Koordinator Lapangan AMPI BNA, Dieni Maulana, menyatakan dengan tegas, “PDAM Tirta Daroy bukan lagi mitra yang memudahkan akses masyarakat terhadap air bersih, melainkan justru menjadi penghambat dan sumber masalah bagi warga.” Rabu, 24 September 2025.
Kekecewaan publik semakin tajam karena permasalahan yang sama terus berulang, tanpa ada langkah perbaikan yang nyata dari manajemen PDAM. “Tidak ada tindakan serius, baik dalam pemasangan instalasi maupun perbaikan layanan, yang mengindikasikan keseriusan PDAM dalam menangani keluhan masyarakat,” tegas Dieni.
Lebih parah, Wali Kota Banda Aceh, Ibuk Illiza Sa’aduddin Djamal, dinilai abai dan tidak memberikan respon yang memadai terhadap krisis ini. Sikap pasif pemerintah kota menimbulkan spekulasi adanya kolusi atau hubungan tidak sehat antara Pemkot dan Direksi PDAM Tirta Daroy.

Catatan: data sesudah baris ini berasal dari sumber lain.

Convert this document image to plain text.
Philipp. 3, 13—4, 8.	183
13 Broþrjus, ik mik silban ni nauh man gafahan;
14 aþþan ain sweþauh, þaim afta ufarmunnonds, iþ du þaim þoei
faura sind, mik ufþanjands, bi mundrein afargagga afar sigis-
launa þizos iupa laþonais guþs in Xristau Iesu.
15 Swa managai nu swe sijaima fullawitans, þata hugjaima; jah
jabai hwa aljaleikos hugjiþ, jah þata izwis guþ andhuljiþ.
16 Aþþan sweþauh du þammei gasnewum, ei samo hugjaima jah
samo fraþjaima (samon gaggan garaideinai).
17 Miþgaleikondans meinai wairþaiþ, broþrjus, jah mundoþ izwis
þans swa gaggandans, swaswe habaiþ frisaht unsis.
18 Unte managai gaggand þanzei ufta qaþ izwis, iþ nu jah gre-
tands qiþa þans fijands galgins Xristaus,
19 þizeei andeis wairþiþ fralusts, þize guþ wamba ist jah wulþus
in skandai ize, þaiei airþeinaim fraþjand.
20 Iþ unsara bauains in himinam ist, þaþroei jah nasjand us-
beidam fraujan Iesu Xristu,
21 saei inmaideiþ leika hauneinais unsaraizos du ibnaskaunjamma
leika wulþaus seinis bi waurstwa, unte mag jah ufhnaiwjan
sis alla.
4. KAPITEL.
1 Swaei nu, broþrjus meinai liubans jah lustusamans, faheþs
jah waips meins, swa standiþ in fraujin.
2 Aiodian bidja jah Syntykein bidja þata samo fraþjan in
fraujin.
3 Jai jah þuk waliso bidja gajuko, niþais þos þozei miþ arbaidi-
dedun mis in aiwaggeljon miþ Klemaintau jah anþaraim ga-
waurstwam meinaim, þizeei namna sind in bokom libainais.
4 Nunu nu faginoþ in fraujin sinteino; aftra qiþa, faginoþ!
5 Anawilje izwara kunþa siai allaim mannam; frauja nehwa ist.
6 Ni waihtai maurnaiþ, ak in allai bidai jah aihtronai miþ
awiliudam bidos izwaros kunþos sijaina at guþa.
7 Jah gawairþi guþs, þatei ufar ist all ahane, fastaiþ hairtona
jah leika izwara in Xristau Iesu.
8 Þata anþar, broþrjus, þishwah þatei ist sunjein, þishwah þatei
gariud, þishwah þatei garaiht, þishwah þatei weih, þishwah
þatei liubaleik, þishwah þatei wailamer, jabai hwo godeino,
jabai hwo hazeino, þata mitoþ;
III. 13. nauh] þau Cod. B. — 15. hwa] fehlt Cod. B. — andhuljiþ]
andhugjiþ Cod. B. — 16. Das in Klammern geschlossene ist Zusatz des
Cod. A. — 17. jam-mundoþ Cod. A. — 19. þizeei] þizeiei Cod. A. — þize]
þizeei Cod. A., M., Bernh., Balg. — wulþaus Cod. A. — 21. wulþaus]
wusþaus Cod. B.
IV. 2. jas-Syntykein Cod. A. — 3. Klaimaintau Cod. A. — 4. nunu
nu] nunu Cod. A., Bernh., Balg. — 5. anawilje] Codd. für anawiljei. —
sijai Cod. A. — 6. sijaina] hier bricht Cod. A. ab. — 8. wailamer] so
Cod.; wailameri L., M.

AMPI BNA bahkan menduga adanya praktik korupsi yang terjadi di bawah kepemimpinan Direktur Tirta Daroy, T. Novrizal Aiyub. Oleh karena itu, AMPI BNA mendesak Wali Kota Banda Aceh untuk segera melakukan evaluasi menyeluruh dan memberhentikan Direktur yang telah gagal membawa perubahan positif di PDAM.
Tuntutan AMPI BNA adalah sebagai berikut:
1. Direktur Utama PDAM Tirta Daroy harus segera menyelesaikan masalah air mati, keruh, dan berbau yang terus dikeluhkan masyarakat.
2. Wali Kota Banda Aceh harus segera mengaudit kinerja PDAM untuk memastikan transparansi dan akuntabilitas layanan air bersih.
3. Direktur utama yang telah memimpin lebih dari dua periode harus segera mundur karena telah gagal menangani persoalan yang berulang ini.
AMPI BNA memberi ultimatum waktu empat hari bagi Pemerintah Kota Banda Aceh untuk menindaklanjuti tuntutan ini. Jika tidak ada respons nyata, mereka akan menggelar aksi demonstrasi besar-besaran di jalan pada Selasa, 30 September 2025.